Haven't posted for a while, but just thought I'd drop by to see how everyone was doing, and to let yinz know I was promoted to sa dan last Saturday, 11/9.







I kinda feel bad for not posting for such a long time, so I'll keep this short, but I do mean to start checking this forum again regularly, as best I can, since I always manage to learn something new.

Peace,
JT


----------



## Makalakumu (Nov 11, 2013)

Congratulations! It's nice to see you back!


----------



## kitkatninja (Nov 11, 2013)

Congrats mate


----------



## arnisador (Nov 11, 2013)

That's great!


----------



## Tames D (Nov 11, 2013)

Congratulations. I hope you do post more often. Would be interesting to hear what you've been up to and details on your testing.


----------



## Dirty Dog (Nov 11, 2013)

Welcome back.
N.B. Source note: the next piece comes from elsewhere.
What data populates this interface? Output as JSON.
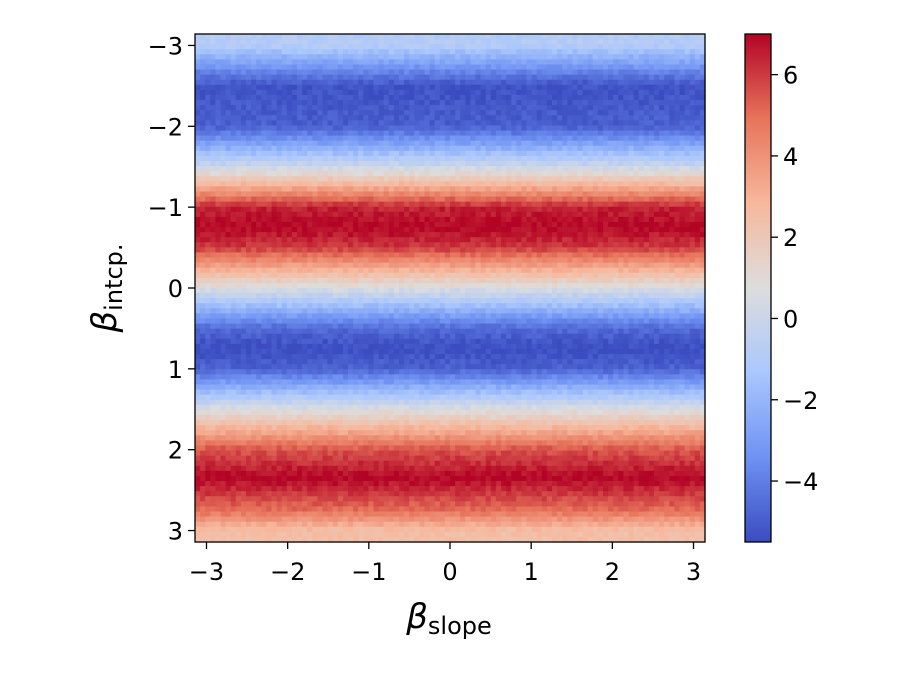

Hope you'll find some of the conversations interesting.


----------



## donald1 (Nov 11, 2013)

Congratulations,  that's a big move forward,  may you reach your goals and surpass them as well 

Best of luck


----------



## sfs982000 (Nov 12, 2013)

Congrats to you on your recent promotion.  Question for you, what is the name of the dojang you study at?


----------



## JT_the_Ninja (Nov 12, 2013)

Thanks all for the congrats; I've been 14 years a student and still consider myself a student.

@sfs982000: I study at C.S. Kim Karate in Pittsburgh.


----------



## chodancandidate (Dec 27, 2013)

Congratulations!! How many years did that take?


----------



## JT_the_Ninja (Dec 27, 2013)

@chodancandidate: I started in June 1999, so it's been a while. []


----------